Health insurance firm Anthem Inc. has agreed to settle a suit brought by employees alleging excessive fees in the company’s 401(k) retirement plan despite most of the plan’s offerings coming from the low-cost fund provider the Vanguard, according to news reports.

Anthem’s $7 billion 401(k) plan had several Vanguard target-date collective investment trust funds, 11 Vanguard mutual funds, two non-Vanguard mutual funds and an Anthem common stock fund, InvestmentNews writes. The suit, filed in December 2015, alleged that plan participants were overcharged on recordkeeping services as well as higher investment fees than necessary because there were lower-cost share classes available, according to the publication. Anthem denies the allegations but agreed to settle for $23.65 million, InvestmentNews writes, citing a court document filed earlier this week in the U.S. District Court for the Southern District of Indiana. In addition, the plan sponsor agreed to bring on an investment consultant to assess whether the plan should continue using Vanguard funds, according to the publication. An Anthem spokeswoman declined comment to InvestmentNews.
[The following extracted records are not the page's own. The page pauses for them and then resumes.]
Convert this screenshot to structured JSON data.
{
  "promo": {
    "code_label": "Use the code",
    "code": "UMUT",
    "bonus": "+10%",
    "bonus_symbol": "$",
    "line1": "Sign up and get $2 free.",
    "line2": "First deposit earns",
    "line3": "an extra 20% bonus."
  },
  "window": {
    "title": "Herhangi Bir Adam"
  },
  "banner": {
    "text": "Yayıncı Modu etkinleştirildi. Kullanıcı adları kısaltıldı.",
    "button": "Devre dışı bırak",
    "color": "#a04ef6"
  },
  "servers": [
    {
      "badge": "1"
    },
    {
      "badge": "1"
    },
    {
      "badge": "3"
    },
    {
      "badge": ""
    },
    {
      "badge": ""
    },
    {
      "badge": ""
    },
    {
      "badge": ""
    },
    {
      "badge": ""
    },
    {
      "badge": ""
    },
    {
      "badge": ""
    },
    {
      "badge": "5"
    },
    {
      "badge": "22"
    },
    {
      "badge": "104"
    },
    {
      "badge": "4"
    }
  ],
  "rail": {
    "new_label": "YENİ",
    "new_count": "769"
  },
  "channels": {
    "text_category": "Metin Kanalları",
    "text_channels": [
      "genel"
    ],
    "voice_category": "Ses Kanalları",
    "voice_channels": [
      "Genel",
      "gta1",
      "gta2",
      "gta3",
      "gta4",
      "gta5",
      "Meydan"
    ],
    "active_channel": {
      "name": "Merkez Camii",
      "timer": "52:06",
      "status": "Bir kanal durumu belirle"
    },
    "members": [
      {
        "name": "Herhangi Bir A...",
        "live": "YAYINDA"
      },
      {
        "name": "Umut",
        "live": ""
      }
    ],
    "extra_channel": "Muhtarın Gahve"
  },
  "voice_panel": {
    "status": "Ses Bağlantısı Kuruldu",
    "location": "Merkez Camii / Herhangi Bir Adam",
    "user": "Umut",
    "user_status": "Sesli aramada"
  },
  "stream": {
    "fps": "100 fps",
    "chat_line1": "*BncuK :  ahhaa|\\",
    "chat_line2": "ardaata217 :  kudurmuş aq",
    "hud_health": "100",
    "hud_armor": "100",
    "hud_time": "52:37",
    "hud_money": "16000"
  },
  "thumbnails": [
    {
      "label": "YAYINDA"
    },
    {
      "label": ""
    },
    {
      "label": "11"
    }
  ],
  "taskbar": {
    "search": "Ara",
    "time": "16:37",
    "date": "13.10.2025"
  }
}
Over the past 18 years, America’s largest 1,700 companies have paid out $6.2 billion in class action suits tied to the Employee Retirement Income Security Act, ranging from allegations of high 401(k) plan fees to misleading disclosures and inappropriate investments, according to a recent report by the nonprofit group Good Jobs First.

Fidelity Investments is facing several lawsuits from 401(k) plan participants as well as an investigation by the Department of Labor into an “obscure and confidential fee.”

In February, Franklin Templeton Investments agreed to settle for $13.85 million over allegations of self-dealing in its 401(k) plan.